Forum OpenACS Development: Re: Ain’t No ☀shine

10: Re: Ain’t No ☀shine (response to 8)
Posted by Stefan Sobernig on
The surprising thing in my "fconfigure" example is, that the variable v is not "written", but only used as input source for the file writing process. And this fact alone changes the state of the internal representation in a way, that leads to the problematic behavior.
It may be surprising because you were presented a broken string plus file download. As I tried to explain, this is/was a bad interaction between not shaping the value (bytearray) properly on its way out of Tcl and NaviServer sniffing on the presence of a bytearray, but because of its brokeness presenting an octet-stream.

The fact the values in Tcl (the value Tcl_Obj referenced by variable v) is transmogrified into different internal representations (e.g., different bytearrays without you noticing) with or without an external (string) representation, this is at the heart of Tcl.

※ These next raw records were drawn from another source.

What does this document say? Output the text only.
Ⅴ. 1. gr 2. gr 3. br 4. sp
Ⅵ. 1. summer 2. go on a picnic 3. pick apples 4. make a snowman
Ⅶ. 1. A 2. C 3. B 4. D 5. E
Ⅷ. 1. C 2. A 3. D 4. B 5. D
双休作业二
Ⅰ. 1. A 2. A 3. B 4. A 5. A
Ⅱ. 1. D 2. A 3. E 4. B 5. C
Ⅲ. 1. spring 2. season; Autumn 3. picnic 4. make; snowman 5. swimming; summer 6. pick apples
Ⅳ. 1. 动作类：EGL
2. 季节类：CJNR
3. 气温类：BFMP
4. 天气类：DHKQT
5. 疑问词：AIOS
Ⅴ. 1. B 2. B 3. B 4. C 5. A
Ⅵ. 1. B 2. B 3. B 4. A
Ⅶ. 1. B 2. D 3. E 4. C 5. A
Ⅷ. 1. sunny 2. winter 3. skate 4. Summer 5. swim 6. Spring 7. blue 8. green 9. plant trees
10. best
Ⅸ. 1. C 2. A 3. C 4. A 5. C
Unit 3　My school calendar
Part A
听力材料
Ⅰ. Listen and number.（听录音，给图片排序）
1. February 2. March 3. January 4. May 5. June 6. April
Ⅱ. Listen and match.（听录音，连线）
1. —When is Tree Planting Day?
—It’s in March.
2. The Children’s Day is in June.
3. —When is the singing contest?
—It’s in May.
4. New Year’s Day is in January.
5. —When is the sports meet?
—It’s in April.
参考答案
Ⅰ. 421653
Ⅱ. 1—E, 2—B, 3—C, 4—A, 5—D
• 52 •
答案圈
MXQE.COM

Some of the surprise will go away when using [encoding convertto] as shown below because it will take care of not touching any shared value:

set v "\u2600"; # ☀
::xowiki::write_file /tmp/sun [encoding convertto utf-8 $v]
ns_return 200 text/plain $v
The value being written out to the file will distinct from the one ending up in ns_return. As I said, one must follow the protocol.

12: Re: Ain’t No ☀shine (response to 10)
Posted by Michael Aram on
Thank you, Stefan, for your extensive clarifications. Your approach might be the correct way to deal with this kind of stuff when programming in plain Tcl, and maybe as well in special cases when implementing NaviServer/OpenACS applications. However, in the typical case of development "inside the framework (NaviServer/OpenACS/XO* Packages)", there is usually no need to convert values from or to UTF-8. The framework deals already with this, so most attempts to "convert" something result in over-converting something.

Actually, the developer who faced this bug in the first place, tried to fix the problem using "convert", and even thought she had fixed it (using [encoding convertfrom [ns_conn encoding] $result]). However, this "fixed" the problem only for German umlauts, not for the three-byte sun (which was not part of the initially observed problem).

During code review I saw this "conversion-based fix" and immediately had the suspicion that there must be something wrong at some other place. Now that we have found the bug, or at least a solution within the framework, everything is fine! Thank you!